Abstract:Despite the advanced intelligence abilities of large language models (LLMs) in various applications, they still face significant computational and storage demands. Knowledge Distillation (KD) has emerged as an effective strategy to improve the performance of a smaller LLM (i.e., the student model) by transferring knowledge from a high-performing LLM (i.e., the teacher model). Prevailing techniques in LLM distillation typically use a black-box model API to generate high-quality pretrained and aligned datasets, or utilize white-box distillation by altering the loss function to better transfer knowledge from the teacher LLM. However, these methods ignore the knowledge differences between the student and teacher LLMs across domains. This results in excessive focus on domains with minimal performance gaps and insufficient attention to domains with large gaps, reducing overall performance.
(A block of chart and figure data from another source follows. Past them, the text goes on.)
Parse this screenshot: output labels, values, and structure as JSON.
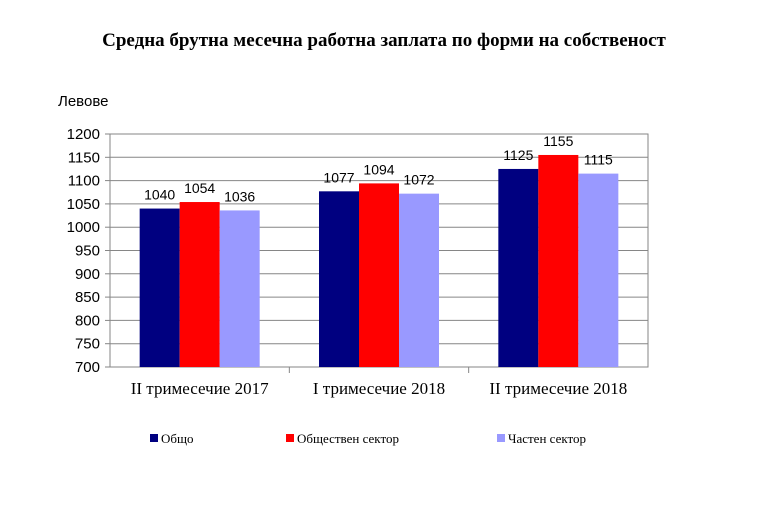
{
  "chart_data": {
    "type": "bar",
    "title": "Средна брутна месечна работна заплата по форми на собственост",
    "ylabel": "Левове",
    "xlabel": "",
    "categories": [
      "II тримесечие 2017",
      "I тримесечие 2018",
      "II тримесечие 2018"
    ],
    "series": [
      {
        "name": "Общо",
        "values": [
          1040,
          1077,
          1125
        ],
        "color": "#000080"
      },
      {
        "name": "Обществен сектор",
        "values": [
          1054,
          1094,
          1155
        ],
        "color": "#FF0000"
      },
      {
        "name": "Частен сектор",
        "values": [
          1036,
          1072,
          1115
        ],
        "color": "#9999FF"
      }
    ],
    "ylim": [
      700,
      1200
    ],
    "yticks": [
      700,
      750,
      800,
      850,
      900,
      950,
      1000,
      1050,
      1100,
      1150,
      1200
    ],
    "grid": true,
    "legend": "bottom",
    "data_labels": true
  }
}
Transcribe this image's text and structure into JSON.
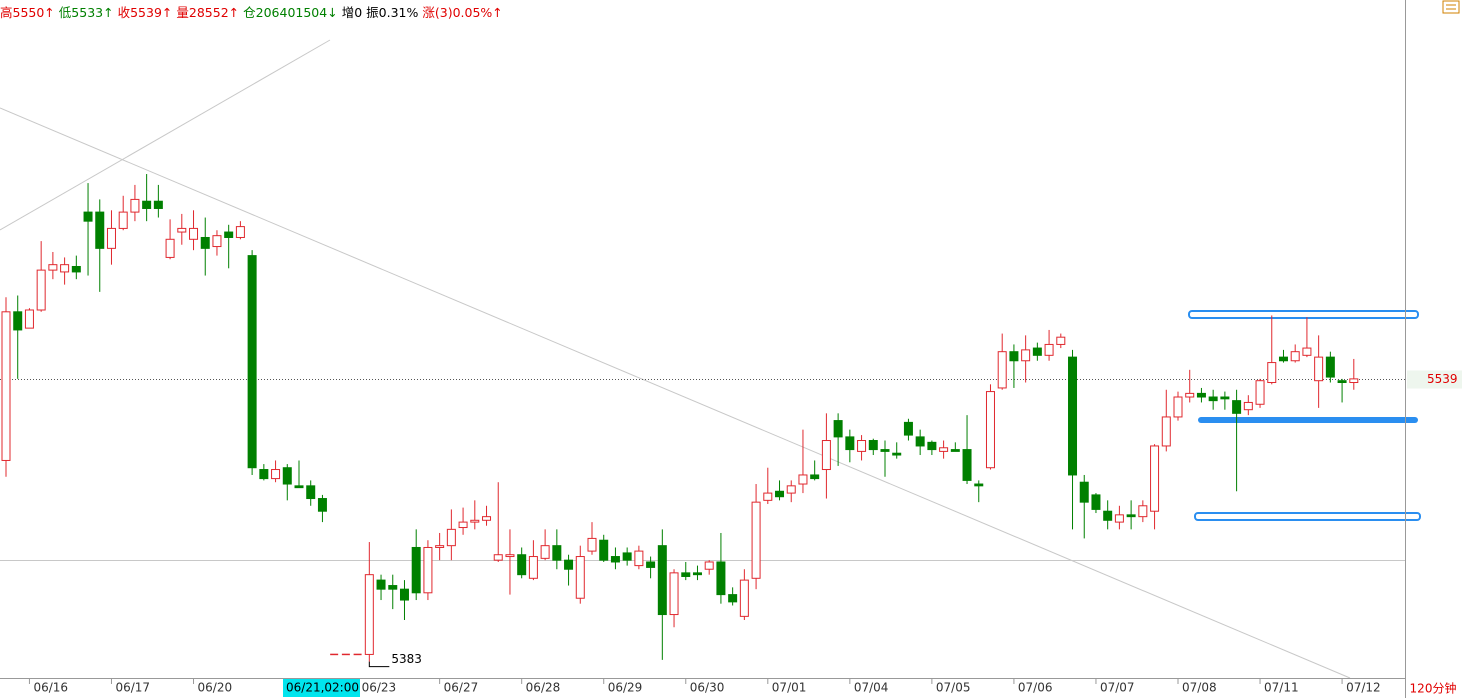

In this paper, we introduce a new LLM distillation framework called DDK, which dynamically adjusts the composition of the distillation dataset in a smooth manner according to the domain performance differences between the teacher and student models, making the distillation process more stable and effective. Extensive evaluations show that DDK significantly improves the performance of student models, outperforming both continuously pretrained baselines and existing knowledge distillation methods by a large margin.